Executive Presence Is Not a Personality Trait. It’s a Learning Outcome.
If you’ve been in L&D long enough, you’ve likely heard some version of this request from the business:
“We need to work on executive presence.”
It usually arrives vague, urgent, and attached to a promotion decision. The challenge is not whether executive or leader presence matters. The research is clear that it does. The real challenge is turning an abstract idea into something teachable, observable, and coachable.
Recent 2025–2026 research gives us a much more usable definition than the old “you know it when you see it” framing. Across corporate leadership, healthcare, academia, and public service, the consensus is this: executive presence is not innate charisma. It’s a learnable capability made up of specific behaviors that signal credibility, trust, and readiness for responsibility.
Here is an itemized definition you can actually design your learning around.

A Practical, L&D-Friendly Definition of Executive / Leader Presence
Think of presence as the sum of five capabilities that shape how leaders are experienced in moments that matter. None of these are soft skills in the vague sense. Each can be developed with intention, feedback, and practice.
1. Gravitas: Command and Credibility Under Pressure
Gravitas is fancy word that is still the anchor. Not because it’s about dominance, but because it answers an unspoken question stakeholders are always asking: Can I trust this person with weighty decisions?
Research from Griffin (2025) and Lawrence (2025) reinforces that gravitas shows up as decisiveness, emotional steadiness, and confidence when the stakes rise. For marginalized leaders in particular, gravitas increases perceived legitimacy in environments where bias can quietly undermine credibility.
From a learning design standpoint, gravitas is not taught through theory alone. It’s built through:
- Decision-making simulations
- Practice responding to challenge without defensiveness
- Feedback on presence during high-pressure conversations using iSpeak AI and Human Coaching

2. Communication Mastery: Clarity, Adaptability, and Voice
Executive presence is inseparable from how leaders communicate, and not just how well they speak. Chilcutt and DuPont (2025) emphasize that presence comes from clarity and the ability to listen, adjust, and read the room.
Lee (2025) describes “voice” as more than sound. It’s conviction, pacing, tone, and message discipline. Leaders with presence don’t over-explain. They land a point and let it stand. iSpeak’s Presentation Skills for Leaders and Thinking on Your Feet workshops address these.
For L&D, this means moving beyond presentation skills. Instead, you can design for:
- Message distillation
- Adaptive communication across audiences
- Practicing silence, not just speaking

3. Authenticity and Emotional Intelligence
One of the most important shifts in recent research is the move away from “executive polish” toward authentic alignment.
Suri’s CORE Presence Model (2025) and onboarding research by Mahoney and Mason (2025) show that leaders who manage emotions, demonstrate empathy, and stay grounded under stress are perceived as more credible, not less.
This is where many programs fall short by treating authenticity as a personality trait instead of a skill. In reality, it’s about:
- Self-awareness
- Emotional regulation
- Consistency between values and behavior
Presence grows when leaders know how they show up emotionally and can adjust without becoming inauthentic. iSpeak’s Presentation Skills for Leaders give learners an opportunity to align their values and behaviors.
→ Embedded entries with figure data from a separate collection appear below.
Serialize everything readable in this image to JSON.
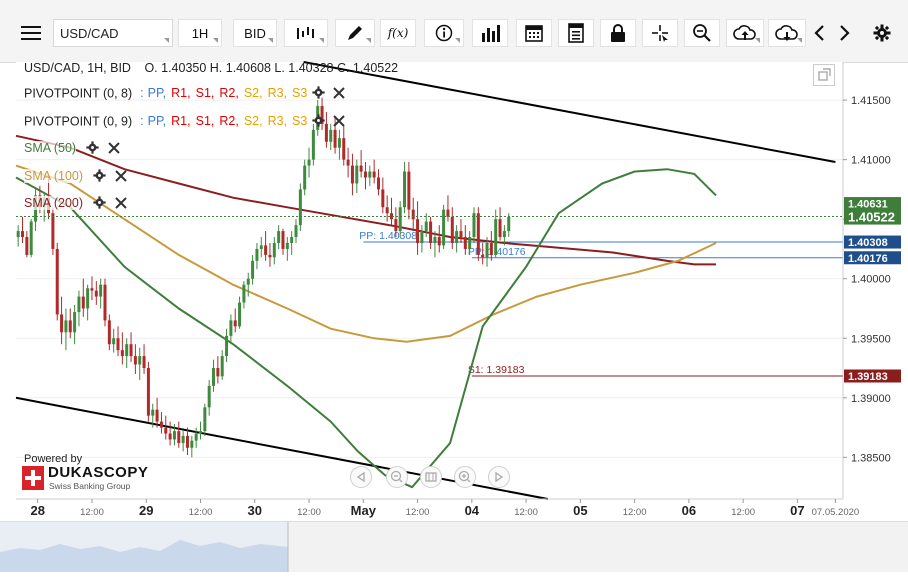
{
  "toolbar": {
    "symbol": "USD/CAD",
    "timeframe": "1H",
    "price_side": "BID",
    "fx_label": "f(x)"
  },
  "header": {
    "symbol_line": "USD/CAD, 1H, BID",
    "ohlc": "O. 1.40350 H. 1.40608 L. 1.40328 C. 1.40522"
  },
  "indicators": [
    {
      "name": "PIVOTPOINT (0, 8)",
      "items": [
        "PP,",
        "R1,",
        "S1,",
        "R2,",
        "S2,",
        "R3,",
        "S3"
      ],
      "colors": [
        "#3a7bd5",
        "#e00000",
        "#e00000",
        "#e00000",
        "#e8a000",
        "#e8a000",
        "#e8a000"
      ]
    },
    {
      "name": "PIVOTPOINT (0, 9)",
      "items": [
        "PP,",
        "R1,",
        "S1,",
        "R2,",
        "S2,",
        "R3,",
        "S3"
      ],
      "colors": [
        "#3a7bd5",
        "#e00000",
        "#e00000",
        "#e00000",
        "#e8a000",
        "#e8a000",
        "#e8a000"
      ]
    },
    {
      "name": "SMA (50)",
      "color": "#3e7d3a"
    },
    {
      "name": "SMA (100)",
      "color": "#c79a3c"
    },
    {
      "name": "SMA (200)",
      "color": "#8c1d1d"
    }
  ],
  "branding": {
    "powered_by": "Powered by",
    "logo_name": "DUKASCOPY",
    "logo_tagline": "Swiss Banking Group"
  },
  "chart_data": {
    "type": "candlestick",
    "symbol": "USD/CAD",
    "interval": "1H",
    "y_ticks": [
      "1.41500",
      "1.41000",
      "1.40500",
      "1.40000",
      "1.39500",
      "1.39000",
      "1.38500"
    ],
    "y_tick_values": [
      1.415,
      1.41,
      1.405,
      1.4,
      1.395,
      1.39,
      1.385
    ],
    "ylim": [
      1.3815,
      1.4182
    ],
    "x_labels": [
      {
        "text": "28",
        "bold": true,
        "x": 0.0
      },
      {
        "text": "12:00",
        "bold": false,
        "x": 0.5
      },
      {
        "text": "29",
        "bold": true,
        "x": 1.0
      },
      {
        "text": "12:00",
        "bold": false,
        "x": 1.5
      },
      {
        "text": "30",
        "bold": true,
        "x": 2.0
      },
      {
        "text": "12:00",
        "bold": false,
        "x": 2.5
      },
      {
        "text": "May",
        "bold": true,
        "x": 3.0
      },
      {
        "text": "12:00",
        "bold": false,
        "x": 3.5
      },
      {
        "text": "04",
        "bold": true,
        "x": 4.0
      },
      {
        "text": "12:00",
        "bold": false,
        "x": 4.5
      },
      {
        "text": "05",
        "bold": true,
        "x": 5.0
      },
      {
        "text": "12:00",
        "bold": false,
        "x": 5.5
      },
      {
        "text": "06",
        "bold": true,
        "x": 6.0
      },
      {
        "text": "12:00",
        "bold": false,
        "x": 6.5
      },
      {
        "text": "07",
        "bold": true,
        "x": 7.0
      },
      {
        "text": "07.05.2020",
        "bold": false,
        "x": 7.35
      }
    ],
    "xlim": [
      -0.2,
      7.42
    ],
    "price_tags": [
      {
        "text": "1.40631",
        "value": 1.40631,
        "bg": "#3e7d3a"
      },
      {
        "text": "1.40522",
        "value": 1.40522,
        "bg": "#3e7d3a",
        "large": true
      },
      {
        "text": "1.40308",
        "value": 1.40308,
        "bg": "#1f4e8c"
      },
      {
        "text": "1.40176",
        "value": 1.40176,
        "bg": "#1f4e8c"
      },
      {
        "text": "1.39183",
        "value": 1.39183,
        "bg": "#8c1d1d"
      }
    ],
    "pivot_lines": [
      {
        "label": "PP: 1.40308",
        "value": 1.40308,
        "x_start": 3.0,
        "color": "#3a7bd5"
      },
      {
        "label": "PP: 1.40176",
        "value": 1.40176,
        "x_start": 4.0,
        "color": "#3a7bd5"
      },
      {
        "label": "S1: 1.39183",
        "value": 1.39183,
        "x_start": 4.0,
        "color": "#8c1d1d"
      }
    ],
    "trend_lines": [
      {
        "from": [
          2.45,
          1.4182
        ],
        "to": [
          7.35,
          1.4098
        ]
      },
      {
        "from": [
          -0.2,
          1.39
        ],
        "to": [
          4.7,
          1.3815
        ]
      }
    ],
    "last_price": 1.40522,
    "sma50": [
      [
        -0.2,
        1.4085
      ],
      [
        0.3,
        1.406
      ],
      [
        0.8,
        1.401
      ],
      [
        1.3,
        1.3975
      ],
      [
        1.8,
        1.3945
      ],
      [
        2.3,
        1.391
      ],
      [
        2.7,
        1.388
      ],
      [
        2.95,
        1.3855
      ],
      [
        3.2,
        1.3835
      ],
      [
        3.45,
        1.3825
      ],
      [
        3.8,
        1.3862
      ],
      [
        4.1,
        1.396
      ],
      [
        4.5,
        1.401
      ],
      [
        4.8,
        1.4055
      ],
      [
        5.2,
        1.408
      ],
      [
        5.5,
        1.409
      ],
      [
        5.8,
        1.4092
      ],
      [
        6.05,
        1.4088
      ],
      [
        6.25,
        1.407
      ]
    ],
    "sma100": [
      [
        -0.2,
        1.4095
      ],
      [
        0.3,
        1.408
      ],
      [
        0.8,
        1.405
      ],
      [
        1.3,
        1.402
      ],
      [
        1.8,
        1.3995
      ],
      [
        2.3,
        1.3975
      ],
      [
        2.7,
        1.3958
      ],
      [
        3.1,
        1.395
      ],
      [
        3.4,
        1.3947
      ],
      [
        3.8,
        1.3952
      ],
      [
        4.2,
        1.397
      ],
      [
        4.6,
        1.3985
      ],
      [
        5.0,
        1.3995
      ],
      [
        5.5,
        1.4005
      ],
      [
        5.9,
        1.4015
      ],
      [
        6.25,
        1.403
      ]
    ],
    "sma200": [
      [
        -0.2,
        1.412
      ],
      [
        0.3,
        1.411
      ],
      [
        0.8,
        1.4092
      ],
      [
        1.3,
        1.408
      ],
      [
        1.8,
        1.4068
      ],
      [
        2.3,
        1.406
      ],
      [
        2.8,
        1.4052
      ],
      [
        3.3,
        1.4044
      ],
      [
        3.8,
        1.4035
      ],
      [
        4.3,
        1.403
      ],
      [
        4.8,
        1.4026
      ],
      [
        5.3,
        1.4022
      ],
      [
        5.8,
        1.4015
      ],
      [
        6.05,
        1.4012
      ],
      [
        6.25,
        1.4012
      ]
    ],
    "candles": [
      [
        -0.18,
        1.4035,
        1.4045,
        1.4027,
        1.404
      ],
      [
        -0.14,
        1.404,
        1.4052,
        1.403,
        1.4035
      ],
      [
        -0.1,
        1.4035,
        1.404,
        1.4018,
        1.402
      ],
      [
        -0.06,
        1.402,
        1.405,
        1.4018,
        1.4048
      ],
      [
        -0.02,
        1.4048,
        1.4075,
        1.404,
        1.407
      ],
      [
        0.02,
        1.407,
        1.4078,
        1.4055,
        1.406
      ],
      [
        0.06,
        1.406,
        1.4072,
        1.4048,
        1.4068
      ],
      [
        0.1,
        1.4068,
        1.4085,
        1.405,
        1.4055
      ],
      [
        0.14,
        1.4055,
        1.406,
        1.402,
        1.4025
      ],
      [
        0.18,
        1.4025,
        1.403,
        1.3965,
        1.397
      ],
      [
        0.22,
        1.397,
        1.3985,
        1.3945,
        1.3955
      ],
      [
        0.26,
        1.3955,
        1.3975,
        1.394,
        1.3965
      ],
      [
        0.3,
        1.3965,
        1.3975,
        1.395,
        1.3955
      ],
      [
        0.34,
        1.3955,
        1.3978,
        1.3945,
        1.3972
      ],
      [
        0.38,
        1.3972,
        1.399,
        1.396,
        1.3985
      ],
      [
        0.42,
        1.3985,
        1.4,
        1.3968,
        1.3975
      ],
      [
        0.46,
        1.3975,
        1.3995,
        1.3965,
        1.3992
      ],
      [
        0.5,
        1.3992,
        1.4002,
        1.3982,
        1.399
      ],
      [
        0.54,
        1.399,
        1.3998,
        1.3978,
        1.3985
      ],
      [
        0.58,
        1.3985,
        1.4,
        1.3975,
        1.3995
      ],
      [
        0.62,
        1.3995,
        1.4,
        1.396,
        1.3965
      ],
      [
        0.66,
        1.3965,
        1.397,
        1.394,
        1.3945
      ],
      [
        0.7,
        1.3945,
        1.3958,
        1.3938,
        1.395
      ],
      [
        0.74,
        1.395,
        1.396,
        1.3935,
        1.394
      ],
      [
        0.78,
        1.394,
        1.3955,
        1.3928,
        1.3935
      ],
      [
        0.82,
        1.3935,
        1.395,
        1.3925,
        1.3945
      ],
      [
        0.86,
        1.3945,
        1.3955,
        1.393,
        1.3935
      ],
      [
        0.9,
        1.3935,
        1.3945,
        1.392,
        1.3928
      ],
      [
        0.94,
        1.3928,
        1.3942,
        1.3915,
        1.3935
      ],
      [
        0.98,
        1.3935,
        1.3945,
        1.392,
        1.3925
      ],
      [
        1.02,
        1.3925,
        1.393,
        1.388,
        1.3885
      ],
      [
        1.06,
        1.3885,
        1.3895,
        1.3875,
        1.389
      ],
      [
        1.1,
        1.389,
        1.39,
        1.3875,
        1.388
      ],
      [
        1.14,
        1.388,
        1.3888,
        1.387,
        1.3875
      ],
      [
        1.18,
        1.3875,
        1.3885,
        1.3865,
        1.387
      ],
      [
        1.22,
        1.387,
        1.388,
        1.386,
        1.3865
      ],
      [
        1.26,
        1.3865,
        1.3878,
        1.386,
        1.3872
      ],
      [
        1.3,
        1.3872,
        1.388,
        1.3858,
        1.3862
      ],
      [
        1.34,
        1.3862,
        1.3872,
        1.3855,
        1.3868
      ],
      [
        1.38,
        1.3868,
        1.3875,
        1.3852,
        1.3858
      ],
      [
        1.42,
        1.3858,
        1.3868,
        1.385,
        1.3864
      ],
      [
        1.46,
        1.3864,
        1.3875,
        1.3858,
        1.387
      ],
      [
        1.5,
        1.387,
        1.388,
        1.3865,
        1.3872
      ],
      [
        1.54,
        1.3872,
        1.3895,
        1.3868,
        1.3892
      ],
      [
        1.58,
        1.3892,
        1.3915,
        1.3885,
        1.391
      ],
      [
        1.62,
        1.391,
        1.3932,
        1.3905,
        1.3925
      ],
      [
        1.66,
        1.3925,
        1.3935,
        1.3912,
        1.3918
      ],
      [
        1.7,
        1.3918,
        1.394,
        1.3915,
        1.3935
      ],
      [
        1.74,
        1.3935,
        1.3958,
        1.393,
        1.3952
      ],
      [
        1.78,
        1.3952,
        1.397,
        1.3945,
        1.3965
      ],
      [
        1.82,
        1.3965,
        1.3975,
        1.3955,
        1.396
      ],
      [
        1.86,
        1.396,
        1.3985,
        1.3958,
        1.398
      ],
      [
        1.9,
        1.398,
        1.3998,
        1.3975,
        1.3995
      ],
      [
        1.94,
        1.3995,
        1.4005,
        1.3985,
        1.4
      ],
      [
        1.98,
        1.4,
        1.402,
        1.3995,
        1.4015
      ],
      [
        2.02,
        1.4015,
        1.403,
        1.4008,
        1.4025
      ],
      [
        2.06,
        1.4025,
        1.4035,
        1.4018,
        1.4028
      ],
      [
        2.1,
        1.4028,
        1.404,
        1.4015,
        1.402
      ],
      [
        2.14,
        1.402,
        1.403,
        1.401,
        1.4018
      ],
      [
        2.18,
        1.4018,
        1.4035,
        1.4012,
        1.403
      ],
      [
        2.22,
        1.403,
        1.4045,
        1.4025,
        1.404
      ],
      [
        2.26,
        1.404,
        1.4042,
        1.402,
        1.4025
      ],
      [
        2.3,
        1.4025,
        1.4035,
        1.4015,
        1.403
      ],
      [
        2.34,
        1.403,
        1.404,
        1.402,
        1.4035
      ],
      [
        2.38,
        1.4035,
        1.405,
        1.403,
        1.4045
      ],
      [
        2.42,
        1.4045,
        1.408,
        1.404,
        1.4075
      ],
      [
        2.46,
        1.4075,
        1.41,
        1.407,
        1.4095
      ],
      [
        2.5,
        1.4095,
        1.411,
        1.4085,
        1.41
      ],
      [
        2.54,
        1.41,
        1.413,
        1.4095,
        1.4125
      ],
      [
        2.58,
        1.4125,
        1.415,
        1.412,
        1.4145
      ],
      [
        2.62,
        1.4145,
        1.4152,
        1.4125,
        1.413
      ],
      [
        2.66,
        1.413,
        1.414,
        1.411,
        1.4115
      ],
      [
        2.7,
        1.4115,
        1.413,
        1.4108,
        1.4125
      ],
      [
        2.74,
        1.4125,
        1.4135,
        1.4105,
        1.411
      ],
      [
        2.78,
        1.411,
        1.4125,
        1.41,
        1.4118
      ],
      [
        2.82,
        1.4118,
        1.4128,
        1.4095,
        1.41
      ],
      [
        2.86,
        1.41,
        1.411,
        1.4085,
        1.4095
      ],
      [
        2.9,
        1.4095,
        1.4105,
        1.407,
        1.408
      ],
      [
        2.94,
        1.408,
        1.41,
        1.4072,
        1.4095
      ],
      [
        2.98,
        1.4095,
        1.4108,
        1.4085,
        1.409
      ],
      [
        3.02,
        1.409,
        1.4098,
        1.4075,
        1.4085
      ],
      [
        3.06,
        1.4085,
        1.4095,
        1.4078,
        1.409
      ],
      [
        3.1,
        1.409,
        1.41,
        1.408,
        1.4085
      ],
      [
        3.14,
        1.4085,
        1.4092,
        1.407,
        1.4075
      ],
      [
        3.18,
        1.4075,
        1.4085,
        1.4055,
        1.406
      ],
      [
        3.22,
        1.406,
        1.407,
        1.4048,
        1.4055
      ],
      [
        3.26,
        1.4055,
        1.4068,
        1.4045,
        1.405
      ],
      [
        3.3,
        1.405,
        1.406,
        1.4035,
        1.404
      ],
      [
        3.34,
        1.404,
        1.4065,
        1.4035,
        1.406
      ],
      [
        3.38,
        1.406,
        1.4098,
        1.4055,
        1.409
      ],
      [
        3.42,
        1.409,
        1.4098,
        1.405,
        1.4058
      ],
      [
        3.46,
        1.4058,
        1.4068,
        1.404,
        1.405
      ],
      [
        3.5,
        1.405,
        1.4065,
        1.402,
        1.403
      ],
      [
        3.54,
        1.403,
        1.4045,
        1.4022,
        1.404
      ],
      [
        3.58,
        1.404,
        1.4055,
        1.4035,
        1.4048
      ],
      [
        3.62,
        1.4048,
        1.4052,
        1.4025,
        1.403
      ],
      [
        3.66,
        1.403,
        1.404,
        1.4018,
        1.4035
      ],
      [
        3.7,
        1.4035,
        1.4045,
        1.4022,
        1.4028
      ],
      [
        3.74,
        1.4028,
        1.4062,
        1.4025,
        1.4058
      ],
      [
        3.78,
        1.4058,
        1.407,
        1.4048,
        1.4052
      ],
      [
        3.82,
        1.4052,
        1.406,
        1.4025,
        1.403
      ],
      [
        3.86,
        1.403,
        1.4045,
        1.4022,
        1.404
      ],
      [
        3.9,
        1.404,
        1.405,
        1.403,
        1.4035
      ],
      [
        3.94,
        1.4035,
        1.4045,
        1.402,
        1.4025
      ],
      [
        3.98,
        1.4025,
        1.404,
        1.402,
        1.4035
      ],
      [
        4.02,
        1.4035,
        1.406,
        1.403,
        1.4055
      ],
      [
        4.06,
        1.4055,
        1.406,
        1.4015,
        1.402
      ],
      [
        4.1,
        1.402,
        1.403,
        1.4012,
        1.4018
      ],
      [
        4.14,
        1.4018,
        1.4035,
        1.401,
        1.403
      ],
      [
        4.18,
        1.403,
        1.404,
        1.4015,
        1.402
      ],
      [
        4.22,
        1.402,
        1.4058,
        1.4018,
        1.405
      ],
      [
        4.26,
        1.405,
        1.406,
        1.4032,
        1.4035
      ],
      [
        4.3,
        1.4035,
        1.4045,
        1.4028,
        1.404
      ],
      [
        4.34,
        1.404,
        1.4055,
        1.4035,
        1.4052
      ]
    ]
  }
}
4. Visibility and Strategic Influence
Presence is also shaped by where and how leaders show up. Jenkins and Gasman (2025) and Rodriguez and Chamorro (2025) highlight that visibility is not about self-promotion. It’s about being intentionally present in moments that shape trust and memory.
Leaders with presence:
- Know when to step forward and when to step back
- Build influence through relationships, not authority
- Are remembered for how they made people feel in key interactions
This dimension is ideal for cohort-based learning, peer feedback, and network mapping exercises. Using iSpeak’s Develop your Leader Presence Workshop and iSpeak AI role plays, your cohorts can not only develop their presence, but measure their improvements.
5. Appearance and Professional Demeanor
This is the uncomfortable one, but the research is consistent. Appearance still acts as a first filter.
Importantly, Chilcutt and DuPont (2025) and Reid (2025) frame this not as conformity or attractiveness, but as alignment. Grooming, posture, and attire that match organizational context remove distractions and invite engagement.
From an L&D lens, this isn’t about dress codes. It’s about helping leaders understand the signals they send and make intentional choices.
Why This Matters for Learning Design
When executive presence is treated as a vague quality, development efforts become subjective and political. When it’s defined as a set of learnable capabilities, it becomes fairer, more inclusive, and far more effective.
The research gives us permission to say this to the business with confidence:
Executive presence is not “fixing the person.” It’s building the behaviors that allow leadership capability to be seen and trusted.
That’s squarely in L&D’s lane.
If we design with clarity, presence stops being a mystery and starts becoming a measurable outcome.